Pike, who doubles as aquatic director at the Belmont Hill Club, acknowledges that dreams of a championship are just that. "Brown is still the best team in New England," he says, adding, "We're playing as aggressive a schedule as we can get." The team will use the battles against opponents "to learn as much as we can and apply that when the playoffs come around," Pike says.

If all goes according to plan, Harvard will compete in the eastern NCAA qualifying rounds. Hansen says although the tougher line-up of teams may make the squad's record (10-7 last year) "suffer a little," the club-turned-team can use the opportunity for self-education.

Aside from a tougher schedule--and the daily four-mile runs and two-mile swims the coach will require--varsity status means that the University can start to recruit better players. In the past, Pike explains, it was hard to bring in all-Americans, who knew that because Harvard only had a club, they could never compete on NCAA qualifying squads.

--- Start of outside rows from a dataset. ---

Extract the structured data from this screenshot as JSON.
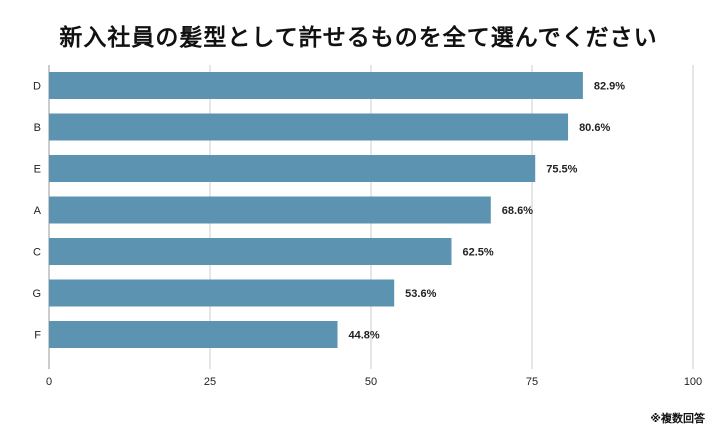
{
  "chart_data": {
    "type": "bar",
    "orientation": "horizontal",
    "title": "新入社員の髪型として許せるものを全て選んでください",
    "xlabel": "",
    "ylabel": "",
    "categories": [
      "D",
      "B",
      "E",
      "A",
      "C",
      "G",
      "F"
    ],
    "values": [
      82.9,
      80.6,
      75.5,
      68.6,
      62.5,
      53.6,
      44.8
    ],
    "data_labels": [
      "82.9%",
      "80.6%",
      "75.5%",
      "68.6%",
      "62.5%",
      "53.6%",
      "44.8%"
    ],
    "xlim": [
      0,
      100
    ],
    "x_ticks": [
      0,
      25,
      50,
      75,
      100
    ],
    "x_tick_labels": [
      "0",
      "25",
      "50",
      "75",
      "100"
    ],
    "grid": true,
    "legend": "none",
    "bar_color": "#5b93b0",
    "grid_color": "#cccccc"
  },
  "footnote": "※複数回答"
}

Two all-American freshmen, including one star from Hawaii, will join a solid nucleus of returning players. Only two of the club's top competitors were lost to graduation and, except for goalies that Hansen labels "untested against superior competition," the prospects look bright. Enriquez and left-handed field player Hansen will be joined by star junior Houston Hall and strong sophomores and Fullerton, Calif., residents Phil Atkinson and Rich Guerra.

If everything else is changing, however, team members hope that the new status will not hurt the open atmosphere and friendliness that characterized water polo as a club sport. Although the varsity team will carry only a 16-man squad at home, pike says he will keep everybody who can meet minimum requirements--"good swimming skills and a knowledge of the game." The coach adds that he will also encourage women to try out for the squad and will emphasize the women's program in the spring.

As of this year, Pike contends, water polo will no longer be viewed as a second-rate sport or a conditioning ground for swimmers. Last year, team members "proved to the athletic department that they were very serious about the sport," the coach says. Varsity status--and the ability to schedule tough matches--"puts us on the first step to parity" with the big guns, he explains. "Now, it's up to us."